More and more physicians are turning to patient portals as a tool to communicate with patients. They also contain some information as the physician provides access to whatever they ant to use the tool for. Some will allow you to make appointments and request medication refills. Some will allow you to ask a question through an email. Others will show you test and lab results. They will also show statistical information about you. Some will also show clinical information from your visits. It's important to spend some time understanding and learning to use the patient portal that your doctor provides.

Medical Journals Are Important When Filing For Disability

If you have a chronic illness that becomes debilitating, medical journals will help you document the reasons that you are unable to work. Charting your progression with your illness as well as how your illness has effected your ability to work will be helpful information if and when you have to apply for disability

This content is accurate and true to the best of the author’s knowledge and does not substitute for diagnosis, prognosis, treatment, prescription, and/or dietary advice from a licensed health professional. Drugs, supplements, and natural remedies may have dangerous side effects. If pregnant or nursing, consult with a qualified provider on an individual basis. Seek immediate help if you are experiencing a medical emergency.

© 2015 Linda F Correa


Linda F Correa (author) from Spring Hill Florida on April 14, 2015:

It's a wonderful idea for any caregivers, especially at a time when a caregiver may have to give information when they can't or are unable to answer questions that are important to care

Donna Herron from USA on April 13, 2015:

Thanks for this wonderful advice. My in-laws are beginning to have serious medical issues and my husband and I are having to catch up on a lot of the information you list. Thanks for this great starter on the info we need to start collecting.

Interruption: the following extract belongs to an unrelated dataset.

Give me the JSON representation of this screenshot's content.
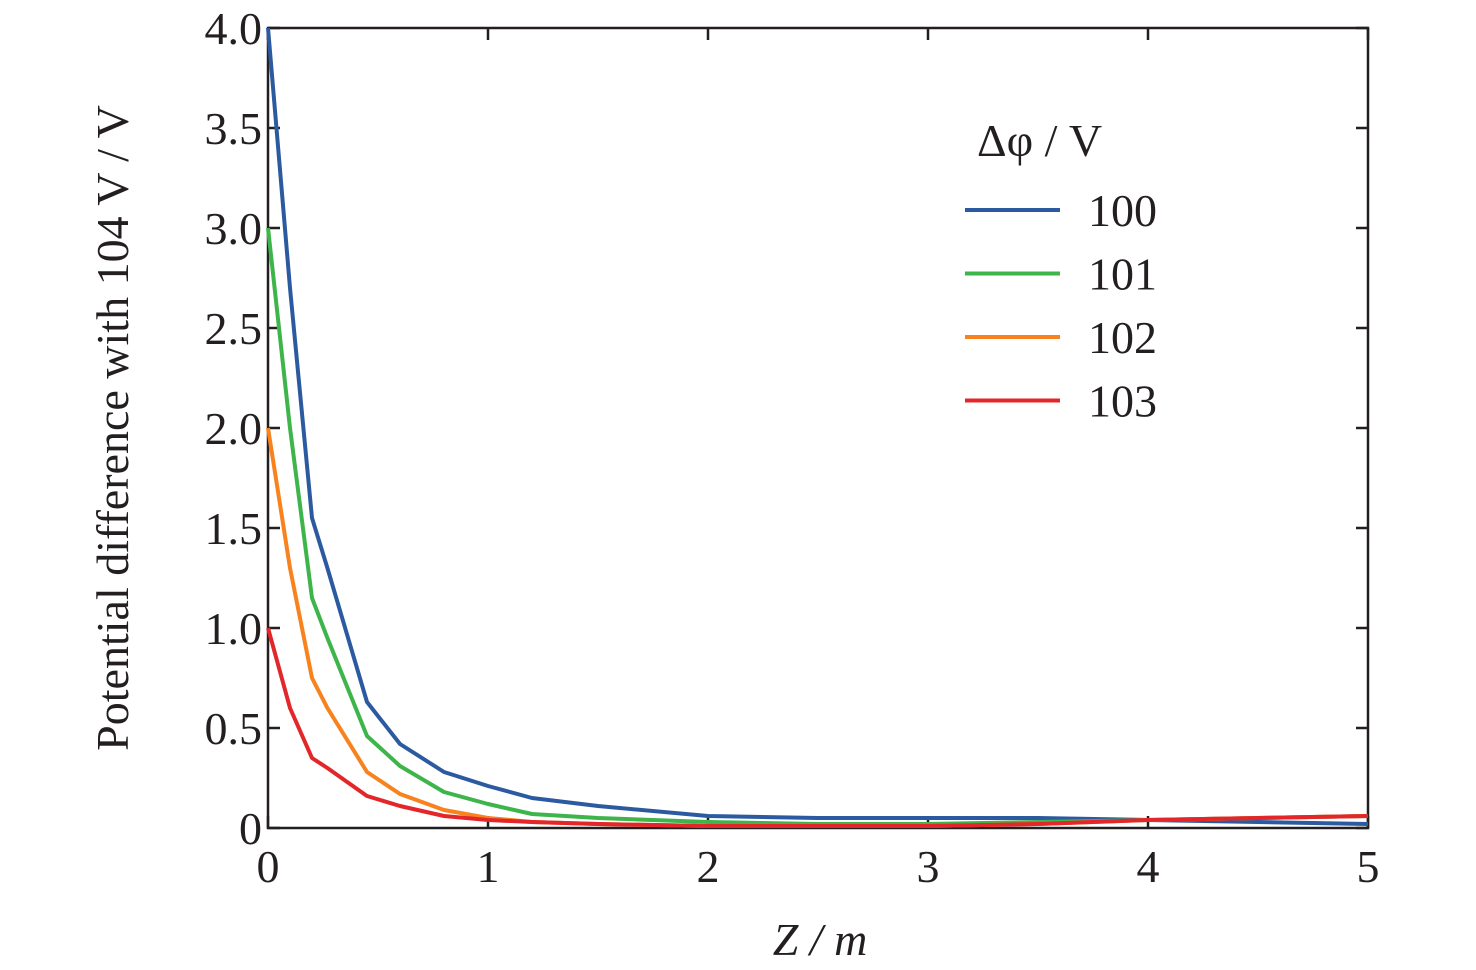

Linda F Correa (author) from Spring Hill Florida on April 04, 2015:

Anyone with an acute or chronic problem should keep a medical journal. It is essential to keeping track of multiple doctors and events

Linda F Correa (author) from Spring Hill Florida on March 31, 2015:

That's why I suggest that anyone dealing with a chronic or acute medical condition or anyone who is a caregiver takes this step. It is important to be proactive in your health care

Missy from The Midwest on March 31, 2015:

I wish I had read this when my Post Concussion Syndrome was at its worst. I used to struggle to remember whether I took my meds, and I completely blanked out when my doctors asked about my symptoms. To this day, I still can't remember the name or location of one of my doctors, so I can't go back to see him. Good tips.

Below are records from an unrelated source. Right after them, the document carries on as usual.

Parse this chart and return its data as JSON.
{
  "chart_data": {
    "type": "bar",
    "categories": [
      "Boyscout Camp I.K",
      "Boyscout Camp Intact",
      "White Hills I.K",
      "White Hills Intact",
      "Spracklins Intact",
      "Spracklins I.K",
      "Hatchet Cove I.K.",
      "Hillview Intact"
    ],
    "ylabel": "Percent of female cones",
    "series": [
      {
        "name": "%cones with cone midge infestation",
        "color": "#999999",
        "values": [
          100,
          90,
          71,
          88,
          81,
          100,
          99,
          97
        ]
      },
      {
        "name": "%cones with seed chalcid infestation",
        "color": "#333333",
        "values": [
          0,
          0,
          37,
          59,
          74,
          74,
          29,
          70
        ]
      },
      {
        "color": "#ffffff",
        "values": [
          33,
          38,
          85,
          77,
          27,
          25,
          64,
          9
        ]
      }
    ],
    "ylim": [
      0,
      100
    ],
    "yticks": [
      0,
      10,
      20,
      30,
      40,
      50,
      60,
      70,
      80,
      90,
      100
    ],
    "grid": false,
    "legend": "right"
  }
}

Linda F Correa (author) from Spring Hill Florida on March 20, 2015:

All the best to your Mom. I know how challenging being a caregiver is. Now you have given me lots to add to this article about how caregivers can benefit from this information too. Thanks for your prospective

FlourishAnyway from USA on March 19, 2015:

Excellent information! This is very useful advice, especially as people grow older. You never know when you'll have to hand over care to a care partner, even temporarily. For example, my mother is seeing many doctors right now for a whole host of medical issues and 4 scheduled surgeries this year. She cannot see well at all (one of her medical issues -- affects both eyes). It would have been nice to have this all in one place rather than via her verbal recollection or scattered papers. Voted up and more and sharing. I wish you well in your health issues.